La più grande lezione che Steve Jobs ci lascia, il più grande insegnamento per la vita di ogni giorno, è semplice. Non abbiate paura. Non abbiate paura della morte, la destinazione che tutti condividiamo: siamo tutti “già nudi” tutti di fronte a lei. Per questo bisogna vivere ogni giorno come se fosse l’ultimo, bisogna vivere ogni minuto fino in fondo, è imperdonabile vivere la vita di qualcun altro.

Non abbiate paura di sfidare lo status quo, dice anche. Ci ricordiamo Jobs all’apice del suo successo, negli ultimi dieci anni. Ma la sua vita è stata una corsa folle senza nessun rispetto delle convenzioni, una sfida continua contro le regole costituite e i giganti dell’informatica, da Ibm a Microsoft. “Perché andare in Marina se puoi essere un pirata?” il suo insegnamento. “Se hai un’idea devi alzare la voce” il suo invito.

Non abbiate paura – è il grande testamento di Jobs – dei fallimenti. Lui, nel 1985 cacciato dalla Apple che aveva fondato nove anni prima; lui che con la sua Next visse dieci anni nell’ombra; lui che investì a fondo perduto decine di milioni di dollari in Pixar prima che questa, senza che nessuno l’avesse previsto, cambiasse il mondo dell’animazione con Toy Story; lui che dovette aspettare dodici anni prima di tornare ad Apple che andava verso la bancarotta (“Devo scegliere dove portare una nave che ha un’enorme buco sotto lo scafo”) e la trasformò poco tempo nel marchio con il più alto valore al mondo, più di Marlboro e Coca Cola; ci dice proprio questo.
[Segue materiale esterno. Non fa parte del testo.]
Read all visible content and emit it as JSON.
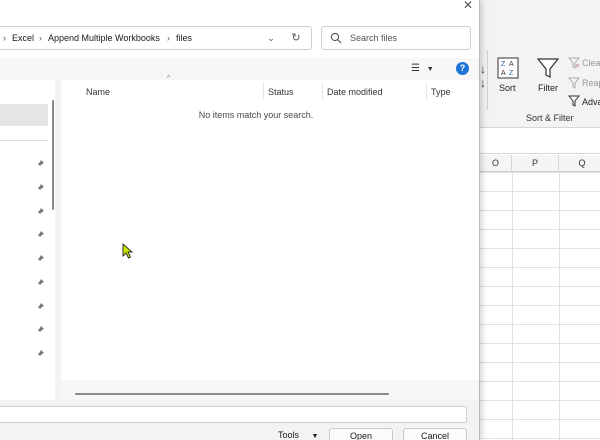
{
  "dialog": {
    "breadcrumb": [
      "Excel",
      "Append Multiple Workbooks",
      "files"
    ],
    "search_placeholder": "Search files",
    "columns": [
      "Name",
      "Status",
      "Date modified",
      "Type"
    ],
    "empty_message": "No items match your search.",
    "tools_label": "Tools",
    "open_label": "Open",
    "cancel_label": "Cancel",
    "nav_pinned_count": 9
  },
  "excel": {
    "sort_label": "Sort",
    "filter_label": "Filter",
    "clear_label": "Clea",
    "reapply_label": "Reap",
    "advanced_label": "Adva",
    "group_label": "Sort & Filter",
    "columns": [
      "O",
      "P",
      "Q"
    ]
  },
  "colors": {
    "accent": "#1f74d6",
    "cursor": "#c8e600",
    "ribbon_bg": "#f3f3f3",
    "selection": "#e5e5e5"
  }
}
Tutti i miei fallimenti, a cominciare dalla cacciata da Apple: “è la cosa migliore che mi sia capitata nella vita”. Se la morte non fa paura, e lo status quo è il tuo nemico, il fallimento è una risorsa, è la molla che ti fa avanzare, che non ti fa sedere mai, che ti dà l’occasione per ricominciare sempre e tenere accesa la fiamma della fame e della follia.
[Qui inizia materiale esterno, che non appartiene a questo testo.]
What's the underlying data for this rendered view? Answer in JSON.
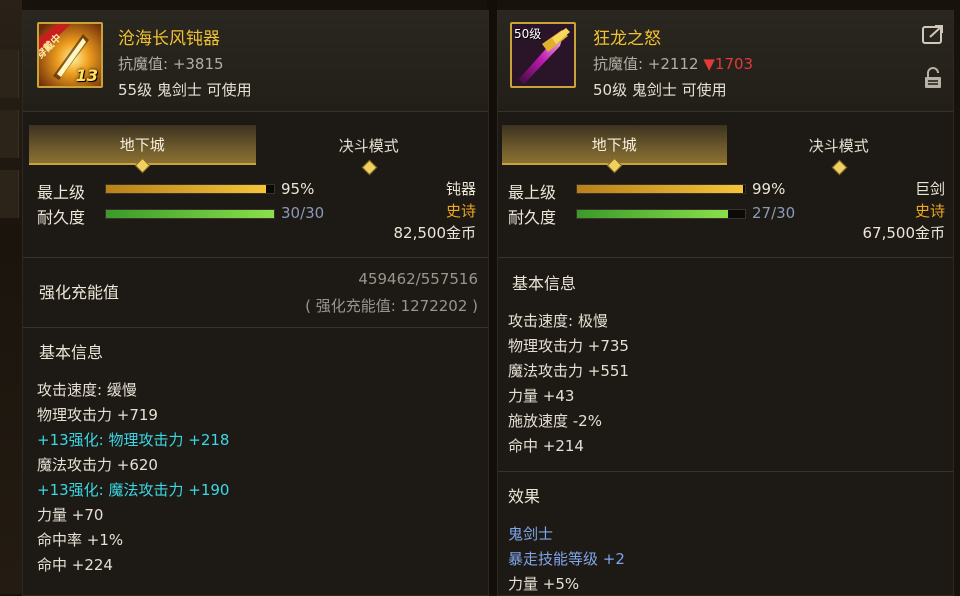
{
  "left_item": {
    "name": "沧海长风钝器",
    "resist": "抗魔值: +3815",
    "level_requirement": "55级 鬼剑士 可使用",
    "icon_badge": "穿戴中",
    "icon_enhance": "13",
    "tabs": [
      {
        "label": "地下城",
        "active": true
      },
      {
        "label": "决斗模式",
        "active": false
      }
    ],
    "highest_label": "最上级",
    "highest_value": "95%",
    "highest_fraction": 0.95,
    "durability_label": "耐久度",
    "durability_value": "30/30",
    "durability_fraction": 1.0,
    "weapon_type": "钝器",
    "rarity": "史诗",
    "price": "82,500金币",
    "reinforce": {
      "label": "强化充能值",
      "current": "459462/557516",
      "total": "( 强化充能值: 1272202 )"
    },
    "basic_title": "基本信息",
    "stats": [
      {
        "text": "攻击速度: 缓慢",
        "style": "normal"
      },
      {
        "text": "物理攻击力 +719",
        "style": "normal"
      },
      {
        "text": "+13强化: 物理攻击力 +218",
        "style": "cyan"
      },
      {
        "text": "魔法攻击力 +620",
        "style": "normal"
      },
      {
        "text": "+13强化: 魔法攻击力 +190",
        "style": "cyan"
      },
      {
        "text": "力量 +70",
        "style": "normal"
      },
      {
        "text": "命中率 +1%",
        "style": "normal"
      },
      {
        "text": "命中 +224",
        "style": "normal"
      }
    ]
  },
  "right_item": {
    "name": "狂龙之怒",
    "resist": "抗魔值: +2112",
    "resist_diff": "▼1703",
    "level_requirement": "50级 鬼剑士 可使用",
    "icon_level": "50级",
    "tabs": [
      {
        "label": "地下城",
        "active": true
      },
      {
        "label": "决斗模式",
        "active": false
      }
    ],
    "highest_label": "最上级",
    "highest_value": "99%",
    "highest_fraction": 0.99,
    "durability_label": "耐久度",
    "durability_value": "27/30",
    "durability_fraction": 0.9,
    "weapon_type": "巨剑",
    "rarity": "史诗",
    "price": "67,500金币",
    "basic_title": "基本信息",
    "stats": [
      {
        "text": "攻击速度: 极慢",
        "style": "normal"
      },
      {
        "text": "物理攻击力 +735",
        "style": "normal"
      },
      {
        "text": "魔法攻击力 +551",
        "style": "normal"
      },
      {
        "text": "力量 +43",
        "style": "normal"
      },
      {
        "text": "施放速度 -2%",
        "style": "normal"
      },
      {
        "text": "命中 +214",
        "style": "normal"
      }
    ],
    "effect_title": "效果",
    "effects": [
      {
        "text": "鬼剑士",
        "style": "blue"
      },
      {
        "text": "暴走技能等级 +2",
        "style": "blue"
      },
      {
        "text": "力量 +5%",
        "style": "normal"
      }
    ]
  },
  "colors": {
    "gold_name": "#f0c233",
    "epic": "#f0a820",
    "enhance_cyan": "#3ad8e6",
    "effect_blue": "#7fa6ea",
    "down_red": "#e03a3a"
  }
}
In questo mondo che cambia velocemente, Steve Jobs era un faro al quale fare riferimento nella tempesta. Oggi rimane un guru da interpellare, attraverso gli episodi della sua vita, ogni volta che ci troviamo di fronte a un bivio.

In un mondo, e ancora più in un’Italia, che guarda sempre al passato, Steve Jobs è simbolo del futuro prossimo. Ed non si riesce a pensare oggi che quel futuro se ne sia andato per sempre.

Ma la sua lezione no, il suo testamento è vivo e vegeto. “Solo le persone che vogliono cambiare il mondo lo cambiano davvero” diceva spesso. Gli affamati e folli in giro per il mondo lo ricorderanno per sempre.